We could now, though…
“We still have the other list,” I remind him. “We could work on item number three if you want—fool the Victorian.”
That isn’t really item number three. I should’ve said “make Alice’s ex jealous,” but I don’t care about Jason right now; I haven’t cared since we broke up. And some small part of me wants Charlie to know.
He glances at the observation deck around us, taking in the mix of Pondies and tourists before his eyes settle back on mine, the slightest hint of danger in his smile. “What did you have in mind?”
“I don’t know—this just seems like a good spot for a first kiss. A Hallmark-worthy fake one. To fool the Victorian.”

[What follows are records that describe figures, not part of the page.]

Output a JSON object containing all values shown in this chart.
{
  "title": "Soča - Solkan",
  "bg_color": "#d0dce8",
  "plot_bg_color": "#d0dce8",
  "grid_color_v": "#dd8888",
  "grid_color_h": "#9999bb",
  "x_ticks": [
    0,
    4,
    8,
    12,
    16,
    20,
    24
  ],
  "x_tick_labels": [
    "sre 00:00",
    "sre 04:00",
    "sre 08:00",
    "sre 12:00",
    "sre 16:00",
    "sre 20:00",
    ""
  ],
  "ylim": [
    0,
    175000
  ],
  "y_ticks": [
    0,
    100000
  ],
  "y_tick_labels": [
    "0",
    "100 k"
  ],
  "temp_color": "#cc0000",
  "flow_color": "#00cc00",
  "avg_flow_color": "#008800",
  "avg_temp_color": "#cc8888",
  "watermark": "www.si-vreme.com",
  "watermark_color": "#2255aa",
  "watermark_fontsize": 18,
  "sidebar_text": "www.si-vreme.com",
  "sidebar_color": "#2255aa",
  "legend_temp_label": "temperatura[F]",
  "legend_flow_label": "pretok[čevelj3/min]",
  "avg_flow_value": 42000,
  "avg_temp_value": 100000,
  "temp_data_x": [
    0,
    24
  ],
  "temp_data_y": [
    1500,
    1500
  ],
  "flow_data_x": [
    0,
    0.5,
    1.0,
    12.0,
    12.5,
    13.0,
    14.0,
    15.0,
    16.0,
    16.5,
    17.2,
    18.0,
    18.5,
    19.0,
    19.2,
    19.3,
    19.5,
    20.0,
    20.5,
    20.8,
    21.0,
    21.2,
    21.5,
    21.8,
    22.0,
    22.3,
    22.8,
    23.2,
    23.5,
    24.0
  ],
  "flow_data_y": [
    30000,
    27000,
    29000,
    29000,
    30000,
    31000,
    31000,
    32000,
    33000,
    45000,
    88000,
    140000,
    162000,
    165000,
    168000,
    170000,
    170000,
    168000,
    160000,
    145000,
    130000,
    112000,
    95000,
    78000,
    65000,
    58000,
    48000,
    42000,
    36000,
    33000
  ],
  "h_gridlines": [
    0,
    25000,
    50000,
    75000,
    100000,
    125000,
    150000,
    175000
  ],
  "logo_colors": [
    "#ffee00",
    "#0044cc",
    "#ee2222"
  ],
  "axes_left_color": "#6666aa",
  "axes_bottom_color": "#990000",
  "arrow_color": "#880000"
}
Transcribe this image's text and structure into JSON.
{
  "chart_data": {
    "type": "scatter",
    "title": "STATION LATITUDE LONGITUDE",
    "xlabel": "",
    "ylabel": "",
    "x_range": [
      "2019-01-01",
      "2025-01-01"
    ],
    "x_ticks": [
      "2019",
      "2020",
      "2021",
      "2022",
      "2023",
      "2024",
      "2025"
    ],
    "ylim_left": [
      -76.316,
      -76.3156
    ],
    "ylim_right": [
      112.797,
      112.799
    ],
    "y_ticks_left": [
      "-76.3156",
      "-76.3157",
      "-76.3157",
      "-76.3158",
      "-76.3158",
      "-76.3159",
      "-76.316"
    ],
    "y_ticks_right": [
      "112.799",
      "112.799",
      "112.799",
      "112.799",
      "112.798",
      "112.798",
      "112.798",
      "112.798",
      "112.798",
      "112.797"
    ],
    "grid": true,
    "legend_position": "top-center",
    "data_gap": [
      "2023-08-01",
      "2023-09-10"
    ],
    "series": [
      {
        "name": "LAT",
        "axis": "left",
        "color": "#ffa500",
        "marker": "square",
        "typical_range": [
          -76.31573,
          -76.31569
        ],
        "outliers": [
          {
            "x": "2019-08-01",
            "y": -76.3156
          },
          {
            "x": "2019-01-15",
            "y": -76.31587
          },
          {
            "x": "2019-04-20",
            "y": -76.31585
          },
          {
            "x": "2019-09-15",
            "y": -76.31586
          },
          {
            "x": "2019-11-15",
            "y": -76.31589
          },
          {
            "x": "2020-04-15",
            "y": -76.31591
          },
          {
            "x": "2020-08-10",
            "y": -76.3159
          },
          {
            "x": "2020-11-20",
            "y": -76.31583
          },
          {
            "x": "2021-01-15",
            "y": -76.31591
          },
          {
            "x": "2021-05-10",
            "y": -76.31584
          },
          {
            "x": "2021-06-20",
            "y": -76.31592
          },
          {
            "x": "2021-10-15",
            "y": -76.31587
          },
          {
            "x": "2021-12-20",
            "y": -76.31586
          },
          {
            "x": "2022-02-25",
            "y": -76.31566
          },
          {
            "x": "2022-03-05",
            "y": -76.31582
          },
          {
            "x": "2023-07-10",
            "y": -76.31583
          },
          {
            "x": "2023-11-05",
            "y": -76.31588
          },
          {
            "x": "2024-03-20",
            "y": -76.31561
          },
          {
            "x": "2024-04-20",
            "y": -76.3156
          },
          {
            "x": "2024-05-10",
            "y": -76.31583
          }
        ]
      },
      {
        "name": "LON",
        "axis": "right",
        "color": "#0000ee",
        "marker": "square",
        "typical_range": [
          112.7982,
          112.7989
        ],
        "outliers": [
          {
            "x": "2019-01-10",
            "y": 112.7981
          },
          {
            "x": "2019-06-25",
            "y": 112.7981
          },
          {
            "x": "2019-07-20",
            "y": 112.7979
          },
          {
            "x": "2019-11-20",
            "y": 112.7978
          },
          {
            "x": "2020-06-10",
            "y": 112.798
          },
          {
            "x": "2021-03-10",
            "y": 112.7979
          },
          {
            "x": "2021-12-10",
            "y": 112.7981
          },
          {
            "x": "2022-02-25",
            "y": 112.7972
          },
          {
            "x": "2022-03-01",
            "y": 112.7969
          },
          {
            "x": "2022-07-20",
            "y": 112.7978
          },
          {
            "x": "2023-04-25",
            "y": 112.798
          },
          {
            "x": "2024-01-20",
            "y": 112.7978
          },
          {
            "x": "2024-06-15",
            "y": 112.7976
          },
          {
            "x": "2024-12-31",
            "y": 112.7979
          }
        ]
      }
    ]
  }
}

In my heart, I know I’m taking this too far. My suggestion is more about me and my feelings for Charlie than fixing his reputation, but I don’t back down. Maybe I can’t have himforever. Maybe I’m not his type and he won’t think twice about me once I’m gone, but I can have this moment on Four Pines Peak. I can have right now.
If he wants to.
Charlie bites his lip and leans back against the observation deck barrier to face me. Like he couldn’t care less about the view. “You’d have to take the lead,” he reminds me. “You’re the predator, and I’m the prey, remember? Do you think you can handle that?”
He’s baiting me. There’s so much teasing in his eyes, so much flirt it makes my skin prickle. I angle my body toward his and hold his gaze, testing the waters. He doesn’t look away.